United Way Misleading 100% Donation Claim
by Misha Cohen
6:01 PM
I saw an ad for United Way (of Rochester, NY) recently that boasted that now 100% of your donation goes to help those in need. I was incredulous. I went to the United Way of Rochester site and saw that they make the same claim there: "Your Support Matters.... 100% of your gift helps others." Now I was even more incredulous: Did they mean that 100% of your donation helps someone, including the workers at the United Way?
I went to charitynavigator.org and found that not only does their listing of the United Way of Greater Rochester show that the United Way gives 88% of your donation to programs, this percent is actually down this year (fiscal year 03/04) 1.9% from last year.
So I did some investigative journalism. I emailed Donna Dedee, the Senior Vice President for Marketing for the United Way of Rochester.

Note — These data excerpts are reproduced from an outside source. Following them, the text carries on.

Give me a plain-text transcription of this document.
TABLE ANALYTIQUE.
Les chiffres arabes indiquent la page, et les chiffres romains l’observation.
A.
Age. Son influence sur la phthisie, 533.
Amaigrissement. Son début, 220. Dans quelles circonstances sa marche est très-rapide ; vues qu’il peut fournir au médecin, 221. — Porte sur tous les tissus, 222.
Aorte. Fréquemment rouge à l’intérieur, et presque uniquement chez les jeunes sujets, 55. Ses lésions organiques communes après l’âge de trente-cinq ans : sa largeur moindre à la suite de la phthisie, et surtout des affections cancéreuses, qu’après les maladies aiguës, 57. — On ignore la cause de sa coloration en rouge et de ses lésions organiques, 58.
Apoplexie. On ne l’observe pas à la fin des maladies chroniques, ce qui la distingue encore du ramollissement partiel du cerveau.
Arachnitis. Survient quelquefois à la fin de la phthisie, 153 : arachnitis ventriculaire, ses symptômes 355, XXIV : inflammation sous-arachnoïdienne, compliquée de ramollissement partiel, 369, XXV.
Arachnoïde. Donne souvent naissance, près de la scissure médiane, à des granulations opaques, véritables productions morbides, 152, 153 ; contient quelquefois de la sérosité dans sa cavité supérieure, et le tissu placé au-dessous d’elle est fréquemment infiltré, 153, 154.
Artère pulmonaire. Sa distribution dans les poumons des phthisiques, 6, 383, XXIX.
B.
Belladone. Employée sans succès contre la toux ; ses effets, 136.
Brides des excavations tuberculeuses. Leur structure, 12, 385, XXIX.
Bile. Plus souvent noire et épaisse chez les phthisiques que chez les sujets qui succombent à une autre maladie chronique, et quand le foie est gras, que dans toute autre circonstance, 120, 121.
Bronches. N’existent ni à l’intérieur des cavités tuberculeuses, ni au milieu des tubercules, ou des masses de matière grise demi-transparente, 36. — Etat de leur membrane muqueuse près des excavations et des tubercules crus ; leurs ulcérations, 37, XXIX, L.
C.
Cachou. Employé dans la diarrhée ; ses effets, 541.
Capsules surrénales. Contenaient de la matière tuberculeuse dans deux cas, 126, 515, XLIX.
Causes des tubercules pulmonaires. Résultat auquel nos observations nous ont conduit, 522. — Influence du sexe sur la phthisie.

She replied that this year they are using money from a Community Endowment Fund to pay for administrative and advertising costs and that this year, 100% of your donation indeed goes to programs.
I did some googling on "Community Endowment Fund" and found that it is simply a fund of unspent money from years gone by. I replied to Ms. Dedee, pointing out the fact that the new "100% campaign" is only true as a semantic technicality: In order for the organization to allow current donations to go 100% to programs it has to, essentially, cut into previous years' donations, double. Thus the advertising campaign is simply masking the real financial goings on at the United Way.
Ms. Dedee responded that I was correct: the United Way is "dealing with semantics in the advertising...." She reiterated that the 100% of donations going to programs statement is technically true, but that she understood my concerns that they were masking their true financing.
So there you have it. The fact is that non-profit organizations are competing tooth and nail to gain community funding. I think it's a pity that they are resorting, in the case of the United Way, to misleading advertising to make themselves look more efficient than they actually are, and thus more appealing to donors. The fact is the only way an organization may become more efficient is to become more efficient, not to play games with accounting.
What's more, the United Way is already on thin ice with me (and others) because they are simply a middle man organization: they take donated money and then redistribute it to other organizations. Thus you are paying twice as many operational costs as you would if you donated to the organization of your choice. It is true, to be fair, that the United Way raises a lot of money that may well not have been raised otherwise, but I think it's silly that we are not spending our money wisely. Rather than non-profit organizations competing for aid with huge advertising campaigns, we need to cut back on the number of organizations and increase the remaining organizations' budgets. The final number of employees will stay the same but the amount of dollars spent for advertising will be hugely decreased. To increase the amount going to programs (rather than advertising or administrative costs) further, we could decide on a national priorities list (like www.setyourpriorities.com) which would allow us to allocate funds by need rather than by whim.
I don't mean to set an unreachable ideal here but it seems that no one would prefer a system which exists more to pay salaries of non-profit employees rather than to help those in need. If we spend less money and energy competing for funding then we can spend more money on programs.
It may be of interest (I assume it is) that it is not only Rochester that is using this ad tactic. A quick search of google will find that other chapters are doing this also.